It Doesn't Have To Be This Way

It Doesn't Have To Be This Way
  • 1 of 1

Notes on Making Maryam Keshavarz's Film "Circumstance"

You are talented. You are young, enthusiastic. You have nonetheless seen something of the world, at least of Iran, homeland of your ancestors and your regular summer destination. You have studied: Middle Eastern and Gender Studies, at an excellent university; film, at an excellent film school. You have made shorts, and a feature-length documentary. You write and shoot your first feature-length narrative. You film it in Beirut, because in Tehran they certainly won't let you make a film about lesbian love with explicit sex scenes. They probably won't in Beirut either, but there the censors are a little more lax and you manage to pull the wool over their eyes. Your film arrives in the United States. The fanfare of publicity is almost deafening, but clear: your film breaks taboos, sheds light on gay life in Iran, offers a window on 'Persian' youth culture, strikes a blow for freedom and human rights. You win the Sundance Festival audience award. You are interviewed by the New York Times, which praises you and your film in glowing terms.

            You tell us the story of the love of Atefeh and Shirin. They are two high school students in Tehran. They walk and talk and look and make love as if they were ten or fifteen years older. They are Iranians who speak with the accents of people who grew up in Europe and North America, although you went to great lengths to have a theatre director flown in from Tehran to ensure authenticity in dialogue. They have two desires: to escape the harsh and invasive attentions of state and family, finding themselves in a world of underground parties that resemble fully-fledged nightclubs in London or New York; and to lose themselves in the passion of their caresses. Atefeh's elder brother, Mehran, however, stands in their way. Classical musician, but bereft of ambition; a drug-addict - he becomes an ardent Muslim in service of the violent Islamic state. Enamoured of Shirin but unable to possess her, he schemes with his new colleagues  - who are too stupid to operate a microphone, but dab hands at repressing young people - to shame her and Atefeh; to separate them; to possess Shirin by marriage. The acting is solid; the story, for all its problems, helps us pass the time.

            You claim to be a cultural translator, but you serve us some of the nastiest, most indigestible chunks of our own culture in the guise of the other. Taboo-breaking lesbian eroticism embedded in socio-political context turns out to be clichéd Western masculine fantasies of exotic Eastern women clad in same-sex garb, presented to the audience by a voyeuristic camera. Naturally, for you would not want to disappoint, the first sexual encounter of the two women is accompanied by the call to prayer: for such is the Truth of life in the Muslim world. Or an important part of it, since you show us the rest of it too: a gang of angry bearded men rushing around oppressing people, especially women. There is nothing else.

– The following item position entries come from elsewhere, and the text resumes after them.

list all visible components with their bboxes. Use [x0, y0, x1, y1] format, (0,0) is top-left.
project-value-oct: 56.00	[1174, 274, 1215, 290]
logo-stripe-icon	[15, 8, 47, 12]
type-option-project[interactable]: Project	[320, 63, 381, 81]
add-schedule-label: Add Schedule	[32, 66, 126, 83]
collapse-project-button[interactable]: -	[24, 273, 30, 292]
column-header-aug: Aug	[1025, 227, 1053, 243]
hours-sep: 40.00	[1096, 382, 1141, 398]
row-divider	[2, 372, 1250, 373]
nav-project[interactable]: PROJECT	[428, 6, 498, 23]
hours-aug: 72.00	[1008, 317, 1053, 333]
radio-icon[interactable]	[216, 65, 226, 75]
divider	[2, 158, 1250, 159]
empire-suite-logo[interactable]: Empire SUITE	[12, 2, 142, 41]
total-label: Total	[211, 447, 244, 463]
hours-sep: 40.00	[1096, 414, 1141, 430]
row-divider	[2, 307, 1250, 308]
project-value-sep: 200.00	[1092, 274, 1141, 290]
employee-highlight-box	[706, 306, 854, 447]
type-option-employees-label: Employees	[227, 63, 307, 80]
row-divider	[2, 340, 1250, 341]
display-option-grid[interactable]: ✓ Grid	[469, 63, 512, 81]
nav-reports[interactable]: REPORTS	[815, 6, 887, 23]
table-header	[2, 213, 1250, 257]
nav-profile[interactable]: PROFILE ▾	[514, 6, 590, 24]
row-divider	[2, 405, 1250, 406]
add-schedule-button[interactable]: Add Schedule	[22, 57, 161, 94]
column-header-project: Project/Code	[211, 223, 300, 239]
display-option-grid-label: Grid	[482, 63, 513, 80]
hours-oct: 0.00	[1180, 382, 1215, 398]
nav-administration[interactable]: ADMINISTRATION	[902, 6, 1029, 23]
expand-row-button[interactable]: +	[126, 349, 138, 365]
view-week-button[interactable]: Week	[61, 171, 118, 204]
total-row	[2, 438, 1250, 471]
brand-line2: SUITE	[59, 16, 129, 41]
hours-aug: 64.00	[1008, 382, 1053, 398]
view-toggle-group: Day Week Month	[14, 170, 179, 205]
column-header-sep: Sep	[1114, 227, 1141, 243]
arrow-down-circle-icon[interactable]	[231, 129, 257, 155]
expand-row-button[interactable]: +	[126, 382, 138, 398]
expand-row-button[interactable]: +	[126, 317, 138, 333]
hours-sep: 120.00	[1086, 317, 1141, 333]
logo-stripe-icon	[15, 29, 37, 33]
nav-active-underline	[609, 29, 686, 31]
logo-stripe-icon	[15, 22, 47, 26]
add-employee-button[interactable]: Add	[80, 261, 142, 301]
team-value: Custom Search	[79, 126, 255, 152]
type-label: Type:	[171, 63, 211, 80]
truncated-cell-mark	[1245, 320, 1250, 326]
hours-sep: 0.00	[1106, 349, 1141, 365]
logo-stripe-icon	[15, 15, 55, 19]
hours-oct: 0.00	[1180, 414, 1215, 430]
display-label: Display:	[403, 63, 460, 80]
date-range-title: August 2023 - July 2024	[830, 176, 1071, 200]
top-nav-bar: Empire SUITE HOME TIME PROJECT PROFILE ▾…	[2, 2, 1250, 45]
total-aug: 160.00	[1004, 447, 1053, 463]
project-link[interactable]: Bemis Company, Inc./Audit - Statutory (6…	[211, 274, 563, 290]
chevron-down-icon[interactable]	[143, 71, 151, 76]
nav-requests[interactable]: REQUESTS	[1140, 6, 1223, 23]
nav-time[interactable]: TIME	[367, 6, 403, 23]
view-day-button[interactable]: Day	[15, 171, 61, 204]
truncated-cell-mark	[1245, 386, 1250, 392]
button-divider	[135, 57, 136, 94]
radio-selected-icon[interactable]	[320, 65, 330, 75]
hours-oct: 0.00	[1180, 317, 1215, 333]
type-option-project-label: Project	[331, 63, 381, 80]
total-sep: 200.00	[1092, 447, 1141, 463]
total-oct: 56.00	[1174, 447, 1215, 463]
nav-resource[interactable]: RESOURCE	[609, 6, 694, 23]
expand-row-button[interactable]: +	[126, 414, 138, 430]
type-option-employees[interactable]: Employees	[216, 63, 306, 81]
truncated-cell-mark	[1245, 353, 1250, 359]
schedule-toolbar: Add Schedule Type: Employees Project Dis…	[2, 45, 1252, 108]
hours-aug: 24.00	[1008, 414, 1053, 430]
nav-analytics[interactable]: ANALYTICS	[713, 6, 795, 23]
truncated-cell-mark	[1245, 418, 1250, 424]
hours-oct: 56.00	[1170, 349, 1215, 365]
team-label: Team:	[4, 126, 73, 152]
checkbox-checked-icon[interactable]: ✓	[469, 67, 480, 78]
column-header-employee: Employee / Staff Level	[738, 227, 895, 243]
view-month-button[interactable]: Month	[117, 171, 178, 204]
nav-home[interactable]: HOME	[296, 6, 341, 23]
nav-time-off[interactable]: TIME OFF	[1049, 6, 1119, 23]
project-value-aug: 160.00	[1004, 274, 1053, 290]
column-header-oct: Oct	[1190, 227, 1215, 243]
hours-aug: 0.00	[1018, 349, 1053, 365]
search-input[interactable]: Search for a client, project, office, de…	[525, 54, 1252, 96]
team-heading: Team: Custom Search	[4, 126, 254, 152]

            You show us flight from all this: flee to Dubai! There we can have all the sex we like in luxury apartments overlooking the beach. To hell with the ranks of the exploited who made this city of skyscrapers and shopping malls rise from the desert. Consume, and be free! When awaiting your flight, at least realize the limited freedom Iran allows: the freedom of the underground of endless vodka shots and tight, sexy clothes and flirtation and fashionable music.

            In truth, you tell us, better to wait until the Westerners come and save us again. With some help from Participant Media, audiences in the States will take action. From your film, they'll learn all about how life is really like in Iran, how the young folks just want to party and be like us, but the Muslims won't let them. They'll learn about the lack of gay rights, and how women are fighting for equality. They'll be given some useful, if limited information. They'll learn about the situation in their own country too, which is important, no doubt. If only it ended there. But in addition they'll also learn about the diverse grassroots Iranian women's movement through its most characteristic representative, a militantly secular member of the Iranian Communist Workers' Party who lives in London. Freedom is a human right. The Iranian gays and lesbians need to be saved. Their country is backward; let them watch Milk, dubbed into Persian, and learn to do what their brothers and sisters did in the US forty years ago.

            You could have offered something else, something better. You have the capabilities. You have the experience. Tell us something about your world and ours, the world of border crossing and hybridity, where Iranians and Americans are nonetheless far from equal. Tell us it in a language that dissolves clichés. That dances with a joy that augurs an end to the violence of us always telling ourselves how they are. That offers us a world where the self is fulfilled other than through endless consumption. We are weary of such a world! Let us be optimistic. There is a generation - of hyphenated Iranians of various kinds, of Iranians recently migrated blessed with many talents, increasingly aware, active in art and scholarship and activism. Join them! Join them.